Mesmo consideradas as evidências genéticas e biológicas, algumas pessoas insistem em afirmar que o homossexualismo é essencialmente errado, mostrando que o calvário de turbulências sociais historicamente percorrido por mulheres e negros – e canhotos – deverá ser percorrido pelo homossexualismo. Todavia, ao contrário dos dois anteriores, o homossexualismo não tem o bônus de ser considerado inato pelo julgo popular. Se descobríssemos que o homossexualismo possui um determinismo genético tão prevalente quanto a cor da sua pele, que a homossexualidade não é exatamente uma preferência, mas uma orientação biológica como o canhotismo, isso mudaria o modo como lidamos Moralmente com ela? Aparentemente, sim: vários estudos mostram que pessoas com atitudes positivas com relação à homossexualidade em geral que acreditam em uma origem biológica (orientação), ao passo que pessoas com atitudes negativas com relação à homossexualidade em geral acreditam que se trata de uma escolha pessoal (preferência).

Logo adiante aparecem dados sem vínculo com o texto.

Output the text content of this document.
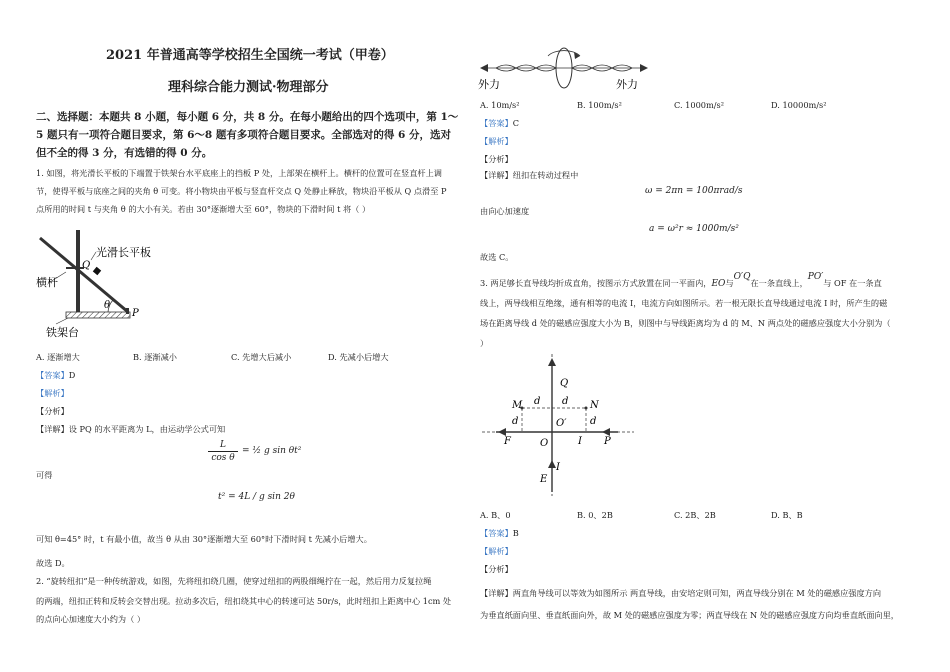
2021 年普通高等学校招生全国统一考试（甲卷）
理科综合能力测试·物理部分
二、选择题：本题共 8 小题，每小题 6 分，共 8 分。在每小题给出的四个选项中，第 1～5 题只有一项符合题目要求，第 6～8 题有多项符合题目要求。全部选对的得 6 分，选对但不全的得 3 分，有选错的得 0 分。
1. 如图，将光滑长平板的下端置于铁架台水平底座上的挡板 P 处，上部架在横杆上。横杆的位置可在竖直杆上调
节，使得平板与底座之间的夹角 θ 可变。将小物块由平板与竖直杆交点 Q 处静止释放，物块沿平板从 Q 点滑至 P
点所用的时间 t 与夹角 θ 的大小有关。若由 30°逐渐增大至 60°，物块的下滑时间 t 将（ ）
光滑长平板
Q
横杆
θ
P
铁架台
A. 逐渐增大	B. 逐渐减小	C. 先增大后减小	D. 先减小后增大
【答案】D
【解析】
【分析】
【详解】设 PQ 的水平距离为 L，由运动学公式可知
L
cos θ
= ½ g sin θt²
可得
t² = 4L / g sin 2θ
可知 θ=45° 时，t 有最小值，故当 θ 从由 30°逐渐增大至 60°时下滑时间 t 先减小后增大。
故选 D。
2. “旋转纽扣”是一种传统游戏，如图，先将纽扣绕几圈，使穿过纽扣的两股细绳拧在一起，然后用力反复拉绳
的两端，纽扣正转和反转会交替出现。拉动多次后，纽扣绕其中心的转速可达 50r/s，此时纽扣上距离中心 1cm 处
的点向心加速度大小约为（ ）
外力	外力
A. 10m/s²	B. 100m/s²	C. 1000m/s²	D. 10000m/s²
【答案】C
【解析】
【分析】
【详解】纽扣在转动过程中
ω = 2πn = 100πrad/s
由向心加速度
a = ω²r ≈ 1000m/s²
故选 C。
3. 两足够长直导线均折成直角，按图示方式放置在同一平面内，EO与O′Q在一条直线上，PO′与 OF 在一条直
线上，两导线相互绝缘，通有相等的电流 I，电流方向如图所示。若一根无限长直导线通过电流 I 时，所产生的磁
场在距离导线 d 处的磁感应强度大小为 B，则图中与导线距离均为 d 的 M、N 两点处的磁感应强度大小分别为（
）
Q
M	N
d d
d	d
O′
F	O	I P
I
E
A. B、0	B. 0、2B	C. 2B、2B	D. B、B
【答案】B
【解析】
【分析】
【详解】两直角导线可以等效为如图所示 两直导线，由安培定则可知，两直导线分别在 M 处的磁感应强度方向
为垂直纸面向里、垂直纸面向外，故 M 处的磁感应强度为零；两直导线在 N 处的磁感应强度方向均垂直纸面向里，
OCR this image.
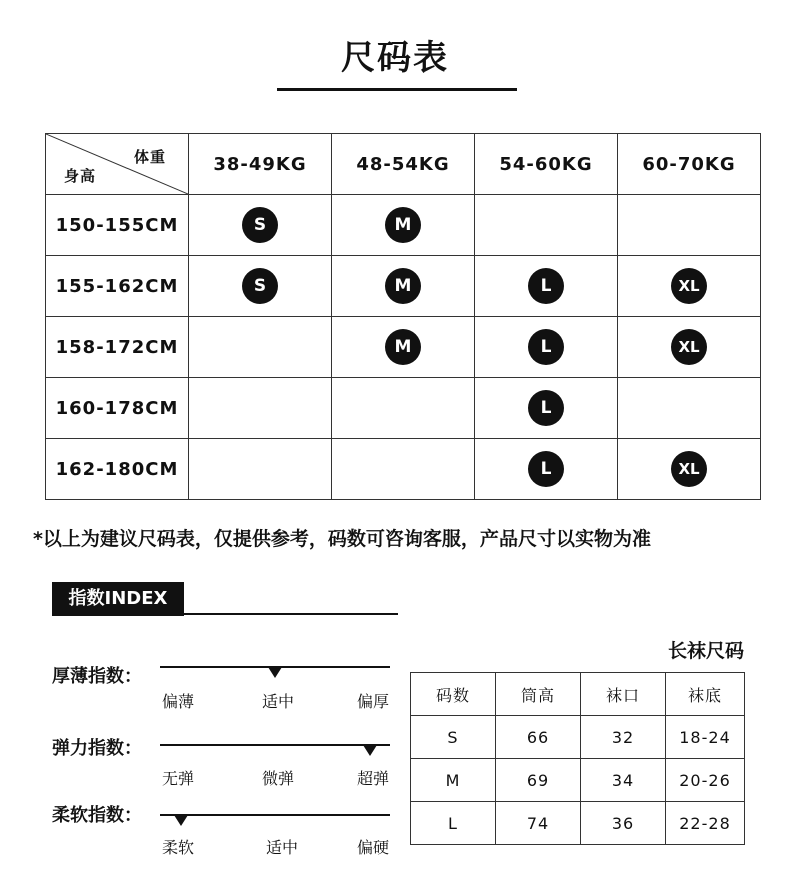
尺码表
体重
身高	38-49KG	48-54KG	54-60KG	60-70KG
150-155CM	S	M		
155-162CM	S	M	L	XL
158-172CM		M	L	XL
160-178CM			L	
162-180CM			L	XL
*以上为建议尺码表，仅提供参考，码数可咨询客服，产品尺寸以实物为准
指数INDEX
长袜尺码
厚薄指数：
偏薄	适中	偏厚
弹力指数：
无弹	微弹	超弹
柔软指数：
柔软	适中	偏硬
码数	筒高	袜口	袜底
S	66	32	18-24
M	69	34	20-26
L	74	36	22-28
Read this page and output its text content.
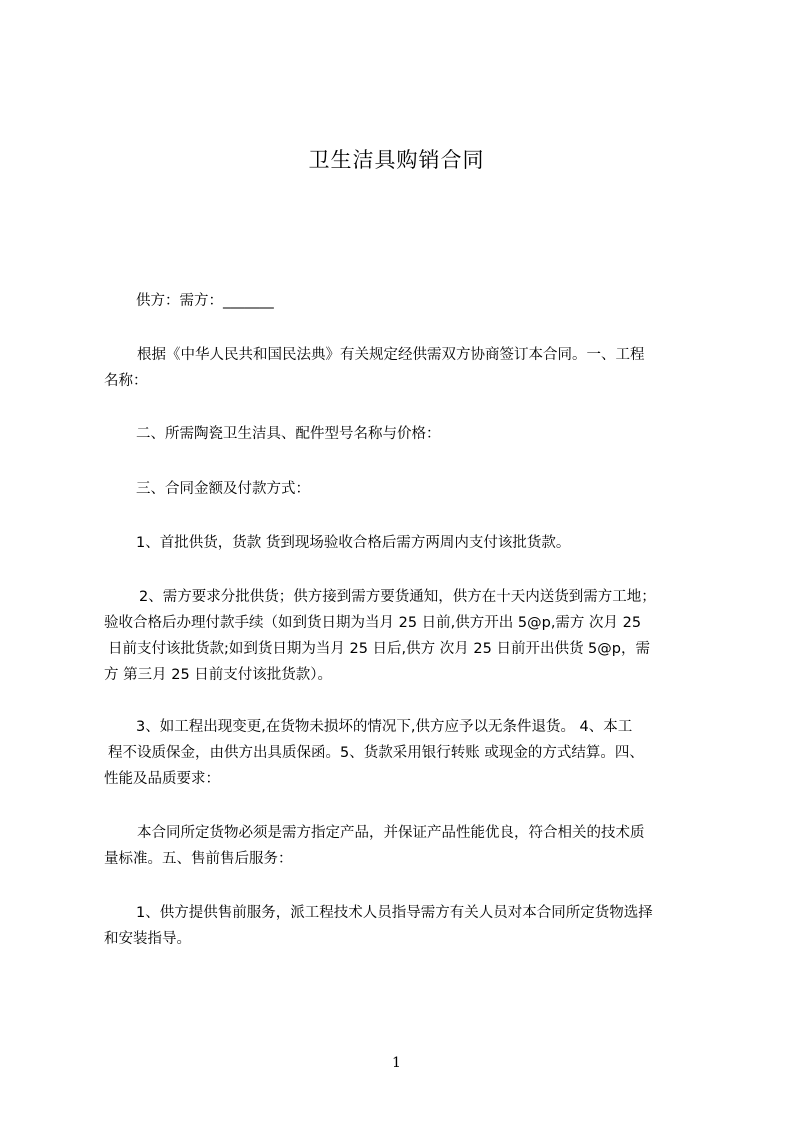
卫生洁具购销合同
供方：需方：_______
根据《中华人民共和国民法典》有关规定经供需双方协商签订本合同。一、工程
名称：
二、所需陶瓷卫生洁具、配件型号名称与价格：
三、合同金额及付款方式：
1、首批供货，货款 货到现场验收合格后需方两周内支付该批货款。
2、需方要求分批供货；供方接到需方要货通知，供方在十天内送货到需方工地；
验收合格后办理付款手续（如到货日期为当月 25 日前,供方开出 5@p,需方 次月 25
日前支付该批货款;如到货日期为当月 25 日后,供方 次月 25 日前开出供货 5@p，需
方 第三月 25 日前支付该批货款）。
3、如工程出现变更,在货物未损坏的情况下,供方应予以无条件退货。 4、本工
程不设质保金，由供方出具质保函。5、货款采用银行转账 或现金的方式结算。四、
性能及品质要求：
本合同所定货物必须是需方指定产品，并保证产品性能优良，符合相关的技术质
量标准。五、售前售后服务：
1、供方提供售前服务，派工程技术人员指导需方有关人员对本合同所定货物选择
和安装指导。
1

Mas aqui surge um dilema: caso o fundamento hereditário para a homossexualidade seja comprovado e identificado, quando a engenharia genética avançar o suficiente para permitir terapia capaz de erradicar as configurações de DNA que determinam esta orientação, será que as polarizações emocionais voltarão a condenar os homossexuais? Seria Moralmente correto pais e mães solicitarem um teste de DNA para homossexualidade – ou canhotismo – nos embriões a serem implantados em clínicas de fertilidade? Nos países onde o aborto é legalizado, isto aumentaria a eliminação de bebês com estes traços? Ou teríamos leis dizendo ser um crime terminar uma gravidez caso os testes mostrem que o bebê possui “genes gays”?

Que me perdoem os sinistrômanos pelo trocadilho, mas, em tempos de Progressismos fúteis, Conservadorismos exacerbados, tradicionalismos teocráticos, adolescentes niilistas e adultos infantilizados, o Bom Senso humano vive dias realmente sinistros. Mas talvez a Ciência e a difusão do Conhecimento ofereçam uma salvação. Esperemos.